Given an encoded string, return it's decoded string.

The encoding rule is: k[encoded_string], where the encoded_string inside the square brackets is being repeated exactly k times. Note that k is guaranteed to be a positive integer.

You may assume that the input string is always valid; No extra white spaces, square brackets are well-formed, etc.

Furthermore, you may assume that the original data does not contain any digits and that digits are only for those repeat numbers, k. For example, there won't be input like 3a or 2[4].

Examples:

s = "3[a]2[bc]", return "aaabcbc".
s = "3[a2[c]]", return "accaccacc".
s = "2[abc]3[cd]ef", return "abcabccdcdcdef".

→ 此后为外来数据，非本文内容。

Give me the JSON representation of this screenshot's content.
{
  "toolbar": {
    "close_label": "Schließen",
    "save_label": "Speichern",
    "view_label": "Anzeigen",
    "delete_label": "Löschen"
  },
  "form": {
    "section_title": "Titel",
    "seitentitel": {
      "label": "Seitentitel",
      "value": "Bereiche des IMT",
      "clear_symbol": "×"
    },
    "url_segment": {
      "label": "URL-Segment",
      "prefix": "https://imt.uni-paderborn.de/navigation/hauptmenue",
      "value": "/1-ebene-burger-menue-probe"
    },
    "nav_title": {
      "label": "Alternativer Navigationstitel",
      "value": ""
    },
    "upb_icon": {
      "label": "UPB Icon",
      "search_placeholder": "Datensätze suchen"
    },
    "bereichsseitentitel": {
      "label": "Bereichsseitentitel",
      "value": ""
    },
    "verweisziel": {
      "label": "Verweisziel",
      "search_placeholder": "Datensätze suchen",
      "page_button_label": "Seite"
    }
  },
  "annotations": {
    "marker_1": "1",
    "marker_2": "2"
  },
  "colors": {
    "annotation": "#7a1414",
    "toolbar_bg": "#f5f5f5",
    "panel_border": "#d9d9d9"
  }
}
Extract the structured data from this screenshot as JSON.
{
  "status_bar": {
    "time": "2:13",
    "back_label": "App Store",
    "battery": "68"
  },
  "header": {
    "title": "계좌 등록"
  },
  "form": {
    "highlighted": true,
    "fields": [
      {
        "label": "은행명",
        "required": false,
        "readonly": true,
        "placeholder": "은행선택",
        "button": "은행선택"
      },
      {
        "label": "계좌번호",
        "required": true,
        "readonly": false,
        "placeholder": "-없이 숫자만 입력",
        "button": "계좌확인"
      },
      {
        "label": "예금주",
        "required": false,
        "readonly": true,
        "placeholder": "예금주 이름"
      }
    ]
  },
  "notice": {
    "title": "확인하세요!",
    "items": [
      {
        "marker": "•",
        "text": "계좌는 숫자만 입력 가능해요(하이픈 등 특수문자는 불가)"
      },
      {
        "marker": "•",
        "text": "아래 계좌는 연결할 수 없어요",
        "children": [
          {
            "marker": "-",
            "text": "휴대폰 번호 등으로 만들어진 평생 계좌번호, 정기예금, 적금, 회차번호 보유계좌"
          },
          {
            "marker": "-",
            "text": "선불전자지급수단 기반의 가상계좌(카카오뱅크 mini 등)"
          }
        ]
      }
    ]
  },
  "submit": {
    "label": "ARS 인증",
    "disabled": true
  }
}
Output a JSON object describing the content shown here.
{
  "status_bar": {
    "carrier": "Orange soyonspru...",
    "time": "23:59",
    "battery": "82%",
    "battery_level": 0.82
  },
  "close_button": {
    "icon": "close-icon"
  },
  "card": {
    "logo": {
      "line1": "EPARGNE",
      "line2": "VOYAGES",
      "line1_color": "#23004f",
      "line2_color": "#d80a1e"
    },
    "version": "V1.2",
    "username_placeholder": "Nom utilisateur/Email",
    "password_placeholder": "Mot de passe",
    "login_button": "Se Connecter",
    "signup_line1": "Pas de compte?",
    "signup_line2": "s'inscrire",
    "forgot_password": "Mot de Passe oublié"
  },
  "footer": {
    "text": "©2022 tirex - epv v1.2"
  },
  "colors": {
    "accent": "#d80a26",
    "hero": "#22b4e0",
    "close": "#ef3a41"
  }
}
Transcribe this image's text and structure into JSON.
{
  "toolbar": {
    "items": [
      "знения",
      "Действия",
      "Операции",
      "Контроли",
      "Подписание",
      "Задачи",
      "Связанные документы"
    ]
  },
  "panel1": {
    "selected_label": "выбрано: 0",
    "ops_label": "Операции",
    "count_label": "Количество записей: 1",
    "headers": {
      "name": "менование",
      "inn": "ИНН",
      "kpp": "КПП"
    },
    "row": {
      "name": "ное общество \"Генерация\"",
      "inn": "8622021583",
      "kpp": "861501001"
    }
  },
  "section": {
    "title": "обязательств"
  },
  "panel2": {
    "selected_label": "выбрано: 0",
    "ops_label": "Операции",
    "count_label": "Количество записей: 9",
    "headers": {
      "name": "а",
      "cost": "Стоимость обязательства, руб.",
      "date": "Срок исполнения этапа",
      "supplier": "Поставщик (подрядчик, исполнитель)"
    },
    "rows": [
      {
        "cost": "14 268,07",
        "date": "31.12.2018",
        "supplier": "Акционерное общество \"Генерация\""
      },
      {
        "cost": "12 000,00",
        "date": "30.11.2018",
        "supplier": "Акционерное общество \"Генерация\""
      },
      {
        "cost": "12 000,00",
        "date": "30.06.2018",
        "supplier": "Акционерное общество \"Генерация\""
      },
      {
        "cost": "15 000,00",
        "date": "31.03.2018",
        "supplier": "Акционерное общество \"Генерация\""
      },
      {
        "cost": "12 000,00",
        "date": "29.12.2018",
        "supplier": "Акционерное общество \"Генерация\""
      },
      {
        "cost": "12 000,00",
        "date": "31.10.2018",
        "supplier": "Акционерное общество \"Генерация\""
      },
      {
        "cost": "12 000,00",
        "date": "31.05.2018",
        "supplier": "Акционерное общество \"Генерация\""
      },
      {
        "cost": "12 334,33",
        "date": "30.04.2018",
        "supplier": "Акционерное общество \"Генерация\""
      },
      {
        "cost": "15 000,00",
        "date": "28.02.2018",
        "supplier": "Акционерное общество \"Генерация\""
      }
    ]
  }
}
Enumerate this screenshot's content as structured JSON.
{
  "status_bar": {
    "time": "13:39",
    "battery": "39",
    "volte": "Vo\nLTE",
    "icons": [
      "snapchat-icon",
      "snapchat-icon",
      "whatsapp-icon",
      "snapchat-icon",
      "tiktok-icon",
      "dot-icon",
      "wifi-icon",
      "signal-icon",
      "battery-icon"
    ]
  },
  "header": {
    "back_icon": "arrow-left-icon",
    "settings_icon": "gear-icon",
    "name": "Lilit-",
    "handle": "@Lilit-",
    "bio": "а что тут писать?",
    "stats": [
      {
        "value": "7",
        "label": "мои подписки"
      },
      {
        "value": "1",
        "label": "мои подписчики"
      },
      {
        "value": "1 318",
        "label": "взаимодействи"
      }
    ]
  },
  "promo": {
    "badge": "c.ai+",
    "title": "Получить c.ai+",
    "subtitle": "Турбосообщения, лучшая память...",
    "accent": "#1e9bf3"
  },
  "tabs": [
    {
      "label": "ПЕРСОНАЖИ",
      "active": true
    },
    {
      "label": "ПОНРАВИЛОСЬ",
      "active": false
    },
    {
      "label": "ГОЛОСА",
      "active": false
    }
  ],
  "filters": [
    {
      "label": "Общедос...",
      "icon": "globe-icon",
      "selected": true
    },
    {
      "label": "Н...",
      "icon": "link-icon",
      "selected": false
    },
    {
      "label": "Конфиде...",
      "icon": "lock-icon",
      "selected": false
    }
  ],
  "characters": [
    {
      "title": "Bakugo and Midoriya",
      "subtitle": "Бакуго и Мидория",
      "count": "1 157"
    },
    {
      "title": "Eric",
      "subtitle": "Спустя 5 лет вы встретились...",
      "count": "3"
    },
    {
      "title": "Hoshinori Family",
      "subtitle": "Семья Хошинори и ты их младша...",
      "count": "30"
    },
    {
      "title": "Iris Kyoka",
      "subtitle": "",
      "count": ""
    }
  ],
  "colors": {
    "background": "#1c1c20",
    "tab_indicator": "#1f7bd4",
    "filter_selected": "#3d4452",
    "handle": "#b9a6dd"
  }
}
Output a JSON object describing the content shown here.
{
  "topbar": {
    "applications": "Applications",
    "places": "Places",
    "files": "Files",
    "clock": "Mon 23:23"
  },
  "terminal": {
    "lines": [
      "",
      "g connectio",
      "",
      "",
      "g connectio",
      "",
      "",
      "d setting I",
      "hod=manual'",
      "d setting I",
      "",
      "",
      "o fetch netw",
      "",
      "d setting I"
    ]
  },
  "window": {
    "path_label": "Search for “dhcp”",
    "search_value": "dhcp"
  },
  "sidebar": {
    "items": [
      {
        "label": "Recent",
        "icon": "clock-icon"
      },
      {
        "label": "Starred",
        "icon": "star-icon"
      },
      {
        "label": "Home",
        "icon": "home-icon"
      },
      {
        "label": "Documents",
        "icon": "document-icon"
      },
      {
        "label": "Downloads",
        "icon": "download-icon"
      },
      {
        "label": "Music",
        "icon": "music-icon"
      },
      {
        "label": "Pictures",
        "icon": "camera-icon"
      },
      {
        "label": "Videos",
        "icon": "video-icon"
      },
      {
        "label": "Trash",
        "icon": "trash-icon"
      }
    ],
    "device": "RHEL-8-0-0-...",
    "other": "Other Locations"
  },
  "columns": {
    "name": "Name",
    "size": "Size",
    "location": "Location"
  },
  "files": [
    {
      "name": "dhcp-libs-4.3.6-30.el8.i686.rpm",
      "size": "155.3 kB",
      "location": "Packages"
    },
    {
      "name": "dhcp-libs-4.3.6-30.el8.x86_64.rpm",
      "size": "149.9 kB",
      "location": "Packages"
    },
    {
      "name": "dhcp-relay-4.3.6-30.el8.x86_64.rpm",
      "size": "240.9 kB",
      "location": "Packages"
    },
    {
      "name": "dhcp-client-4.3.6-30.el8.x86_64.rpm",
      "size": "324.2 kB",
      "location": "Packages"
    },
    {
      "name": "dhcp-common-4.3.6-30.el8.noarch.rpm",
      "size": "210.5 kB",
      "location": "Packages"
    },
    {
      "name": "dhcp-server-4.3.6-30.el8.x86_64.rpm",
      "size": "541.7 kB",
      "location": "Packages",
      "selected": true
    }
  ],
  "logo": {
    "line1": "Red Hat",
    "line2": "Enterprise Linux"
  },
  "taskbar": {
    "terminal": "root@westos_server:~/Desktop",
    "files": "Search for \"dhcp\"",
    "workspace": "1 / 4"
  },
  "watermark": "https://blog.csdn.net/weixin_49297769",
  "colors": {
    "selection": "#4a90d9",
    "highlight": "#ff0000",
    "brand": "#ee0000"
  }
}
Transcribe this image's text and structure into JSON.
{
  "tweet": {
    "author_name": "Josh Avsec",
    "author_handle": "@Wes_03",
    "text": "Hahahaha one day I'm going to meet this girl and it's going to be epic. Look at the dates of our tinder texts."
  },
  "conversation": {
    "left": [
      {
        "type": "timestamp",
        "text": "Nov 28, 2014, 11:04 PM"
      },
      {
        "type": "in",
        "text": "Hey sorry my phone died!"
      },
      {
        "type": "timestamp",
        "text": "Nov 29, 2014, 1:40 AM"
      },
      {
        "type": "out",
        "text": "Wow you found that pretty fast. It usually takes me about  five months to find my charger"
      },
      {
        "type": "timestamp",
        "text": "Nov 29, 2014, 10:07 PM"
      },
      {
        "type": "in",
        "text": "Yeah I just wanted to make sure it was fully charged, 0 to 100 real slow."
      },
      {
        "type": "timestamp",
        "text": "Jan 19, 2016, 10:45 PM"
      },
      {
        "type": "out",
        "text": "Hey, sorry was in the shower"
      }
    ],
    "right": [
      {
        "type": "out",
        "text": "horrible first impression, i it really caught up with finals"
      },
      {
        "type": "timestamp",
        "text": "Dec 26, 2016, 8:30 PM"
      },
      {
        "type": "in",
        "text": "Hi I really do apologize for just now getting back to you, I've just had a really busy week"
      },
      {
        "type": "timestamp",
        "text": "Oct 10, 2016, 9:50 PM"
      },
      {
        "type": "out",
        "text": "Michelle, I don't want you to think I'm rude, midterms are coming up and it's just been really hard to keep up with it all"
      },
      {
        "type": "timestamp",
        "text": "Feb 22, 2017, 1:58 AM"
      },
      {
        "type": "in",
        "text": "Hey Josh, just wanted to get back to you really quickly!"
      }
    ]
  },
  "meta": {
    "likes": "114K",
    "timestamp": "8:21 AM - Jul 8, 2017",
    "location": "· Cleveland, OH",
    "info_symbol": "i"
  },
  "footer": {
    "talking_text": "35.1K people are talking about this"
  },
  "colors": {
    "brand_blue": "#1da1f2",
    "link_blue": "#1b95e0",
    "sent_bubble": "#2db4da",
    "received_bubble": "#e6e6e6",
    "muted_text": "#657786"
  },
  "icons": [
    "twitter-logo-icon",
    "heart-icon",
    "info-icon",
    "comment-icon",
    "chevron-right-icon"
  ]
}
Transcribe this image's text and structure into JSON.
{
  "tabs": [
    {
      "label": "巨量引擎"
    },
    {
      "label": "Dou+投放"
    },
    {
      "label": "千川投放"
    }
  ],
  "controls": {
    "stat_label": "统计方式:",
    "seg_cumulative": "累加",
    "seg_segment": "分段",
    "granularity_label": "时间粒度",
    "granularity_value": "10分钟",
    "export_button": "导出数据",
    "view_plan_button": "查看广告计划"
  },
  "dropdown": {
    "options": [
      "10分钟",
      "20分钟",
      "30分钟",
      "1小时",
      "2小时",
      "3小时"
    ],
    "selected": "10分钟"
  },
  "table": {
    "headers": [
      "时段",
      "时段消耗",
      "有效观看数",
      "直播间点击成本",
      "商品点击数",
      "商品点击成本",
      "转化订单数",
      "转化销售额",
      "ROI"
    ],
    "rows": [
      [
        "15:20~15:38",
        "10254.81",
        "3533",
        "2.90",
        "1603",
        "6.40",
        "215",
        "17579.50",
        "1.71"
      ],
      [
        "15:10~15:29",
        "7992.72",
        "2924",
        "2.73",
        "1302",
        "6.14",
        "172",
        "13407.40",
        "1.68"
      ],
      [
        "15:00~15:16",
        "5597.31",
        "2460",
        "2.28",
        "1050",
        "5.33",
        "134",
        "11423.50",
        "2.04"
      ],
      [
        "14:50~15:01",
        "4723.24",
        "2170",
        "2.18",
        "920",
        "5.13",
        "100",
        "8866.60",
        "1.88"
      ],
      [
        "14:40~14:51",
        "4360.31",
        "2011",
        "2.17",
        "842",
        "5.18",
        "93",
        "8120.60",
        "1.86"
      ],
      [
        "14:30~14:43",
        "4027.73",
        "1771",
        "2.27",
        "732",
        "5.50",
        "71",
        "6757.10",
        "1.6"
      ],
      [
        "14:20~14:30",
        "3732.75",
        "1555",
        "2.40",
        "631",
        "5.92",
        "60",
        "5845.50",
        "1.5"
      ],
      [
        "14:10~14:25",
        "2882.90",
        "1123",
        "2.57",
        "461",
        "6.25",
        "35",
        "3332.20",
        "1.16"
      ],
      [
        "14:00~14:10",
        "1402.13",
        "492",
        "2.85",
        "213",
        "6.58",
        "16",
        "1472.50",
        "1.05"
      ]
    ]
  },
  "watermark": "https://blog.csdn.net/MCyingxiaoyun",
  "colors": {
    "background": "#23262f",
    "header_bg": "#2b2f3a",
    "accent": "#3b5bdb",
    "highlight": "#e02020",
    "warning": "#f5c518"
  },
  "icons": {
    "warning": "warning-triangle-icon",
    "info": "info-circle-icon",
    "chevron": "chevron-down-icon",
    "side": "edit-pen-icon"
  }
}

这个题先找左括号匹配的右括号，将括号中间的当作子问题用递归求解即可。

public class Solution {
    public String decodeString(String s) {
        int n=s.length();
        int i=0;
        StringBuilder sb=new StringBuilder();
        while(i<s.length()){
            if(s.charAt(i)<='9'&&s.charAt(i)>='0'){
                int left=findLeftSquare(s,i+1);
                int right=findRightSquare(s,left+1);
                int num=Integer.parseInt(s.substring(i, left));
                for(int j=0;j<num;j++){
                    sb.append(decodeString(s.substring(left+1, right)));
                }
                i=right+1;
            }else{
                sb.append(s.charAt(i));
                i++;
            }
        }
        return sb.toString();
    }

    private int findRightSquare(String s, int from) {
        // TODO Auto-generated method stub
        int leftSquare=1;
        while(leftSquare!=0){
            if(s.charAt(from)=='['){
                leftSquare++;
            }
            if(s.charAt(from)==']'){
                leftSquare--;
            }
            from++;
        }
        return from-1;
    }

    private int findLeftSquare(String s, int from) {
        // TODO Auto-generated method stub
        while(s.charAt(from)!='['){
            from++;
        }
        return from;
    }
}